Improved perception of the environment using convolutional neural networks


This project aims at the development of methods for improving the prospects of collaborative positioning of vehicles in areas without adequate GNSS coverage on the basis of stereo imagery. The focus is on an improvement of the perception of the environment based on convolutional neural networks (CNN). The main goal of this PhD project is to develop a CNN that integrates two tasks that are usually separated: the 3D reconstruction of a dense point cloud from stereo data and the semantic interpretation of the scene in the form of a panoptic segmentation. Panoptic segmentation can be seen as the combination of semantic segmentation and instance segmentation [Kirillov et al., 2019]: every pixel of the input image is assigned a class label, which corresponds to semantic segmentation; however, there are two groups of classes (stuff and things classes), and for the things classes, the identification of individual instances of the related objects are to be determined. In the context of i.c.sens, the stuff classes correspond to objects such as the ground, building facades or trees, whereas the things classes correspond to objects such as vehicles or pedestrians. By integrating panoptic segmentation with 3D reconstruction, the results of both tasks are expected to be improved. This part of the project extends earlier work on CNN-based 3D reconstruction carried out in i.c.sens [Mehltretter & Heipke, 2020]. As a secondary goal, the CNN could be extended to additionally predict information related to the detected vehicles, in particular parameters describing the shape and, potentially, the pose of the vehicle, extending previous work conducted in i.c.sens [Coenen & Rottensteiner, 2021]. The results obtained by these methods can be used to support collaborative localisation. On the one hand, the semantic information contained in the stuff classes could support the assignment of points derived from stereo images to existing data such as a coarse 3D city model, which can provide control information for location [Unger, 2020]; on the other hand, improving the methods for detecting and reconstructing the shapes and poses of other vehicles can provide additional and / or better vehicle-to-vehicle observations [García Fernández, 2020; Trusheim et al., 2021].

References

Coenen, M., Rottensteiner, F., 2021: Pose estimation and 3D reconstruction of vehicles from stereo-images using a subcategory-aware shape prior. ISPRS Journal of Photogrammetry and Remote Sensing (181), 27-47. DOI: 10.1016/j.isprsjprs.2021.07.006

Garcia-Fernandez, N., 2020: Simulation framework for collaborative navigation: Development - Analysis - Optimization. PhD thesis, Institute of Geodesy, Leibniz University Hannover, Germany, German Geodetic Commission, Series C (Dissertations), Nr. 855.

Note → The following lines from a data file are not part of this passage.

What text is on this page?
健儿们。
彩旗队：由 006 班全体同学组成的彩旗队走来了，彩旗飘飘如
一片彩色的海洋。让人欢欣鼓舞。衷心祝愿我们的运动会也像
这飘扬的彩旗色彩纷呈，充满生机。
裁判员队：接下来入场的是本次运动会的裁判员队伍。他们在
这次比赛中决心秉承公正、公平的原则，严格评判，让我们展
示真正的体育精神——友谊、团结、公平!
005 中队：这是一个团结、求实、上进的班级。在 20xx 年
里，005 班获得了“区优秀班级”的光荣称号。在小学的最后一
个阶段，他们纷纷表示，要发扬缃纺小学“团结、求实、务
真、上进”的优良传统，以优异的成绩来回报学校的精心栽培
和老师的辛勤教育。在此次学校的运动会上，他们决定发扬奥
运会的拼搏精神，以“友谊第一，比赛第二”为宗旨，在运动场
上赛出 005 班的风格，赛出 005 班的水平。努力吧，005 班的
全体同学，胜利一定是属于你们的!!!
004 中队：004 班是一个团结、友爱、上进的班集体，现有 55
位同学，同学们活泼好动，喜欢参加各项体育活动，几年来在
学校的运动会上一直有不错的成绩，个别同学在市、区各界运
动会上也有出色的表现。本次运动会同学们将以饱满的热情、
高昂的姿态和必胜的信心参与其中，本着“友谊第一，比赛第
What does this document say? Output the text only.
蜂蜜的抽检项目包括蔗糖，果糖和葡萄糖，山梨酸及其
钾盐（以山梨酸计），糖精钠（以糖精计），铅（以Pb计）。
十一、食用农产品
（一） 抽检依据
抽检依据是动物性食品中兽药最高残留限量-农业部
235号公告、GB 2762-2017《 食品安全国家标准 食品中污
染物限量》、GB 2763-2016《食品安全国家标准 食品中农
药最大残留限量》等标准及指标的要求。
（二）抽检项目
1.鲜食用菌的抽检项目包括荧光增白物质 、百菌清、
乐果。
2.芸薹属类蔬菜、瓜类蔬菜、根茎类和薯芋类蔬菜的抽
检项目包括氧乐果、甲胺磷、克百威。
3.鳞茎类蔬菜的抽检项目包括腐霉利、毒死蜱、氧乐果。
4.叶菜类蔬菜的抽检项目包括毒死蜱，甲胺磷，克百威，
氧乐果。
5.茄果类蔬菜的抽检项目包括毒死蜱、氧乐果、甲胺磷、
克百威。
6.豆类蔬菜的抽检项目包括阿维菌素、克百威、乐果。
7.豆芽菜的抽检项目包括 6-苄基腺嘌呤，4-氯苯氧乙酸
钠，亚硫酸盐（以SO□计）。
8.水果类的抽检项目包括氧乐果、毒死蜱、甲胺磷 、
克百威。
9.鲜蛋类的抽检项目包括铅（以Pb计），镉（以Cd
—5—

Kirilov, A., He, K., Girshick, R., Rother, C., Dollár, P., 2019: Panoptic segmentation. In: IEEE Conference on Computer Vision and Pattern Recognition (CVPR), 9396-9405. DOI: 10.1109/CVPR.2019.00963.

Mehltretter M., Heipke C., 2021: Aleatoric uncertainty estimation for dense stereo matching via CNN-based cost volume analysis. ISPRS Journal of Photogrammetry and Remote Sensing (171), 63-75. DOI: 10.1016/j.isprsjprs.2020.11.003

Trusheim P., Chen Y., Rottensteiner F., Heipke C., 2021: Cooperative localisation using image sensors in a dynamic traffic scenario. International Archives of the Photogrammetry, Remote Sensing and Spatial Information Sciences XLIII-B1-2021, pp. 117-124. DOI: 10.5194/isprs-archives-XLIII-B1-2021-117-2021

Unger, J., 2020: Integrated estimation of UAV image orientation with a generalised building model. PhD thesis, Institute of Photogrammetry and GeoInformation, Leibniz University Hannover, Germany, Wissenschaftliche Arbeiten der Fachrichtung Geodäsie und Geoinformatik der Leibniz Universität Hannover, Nr. 361.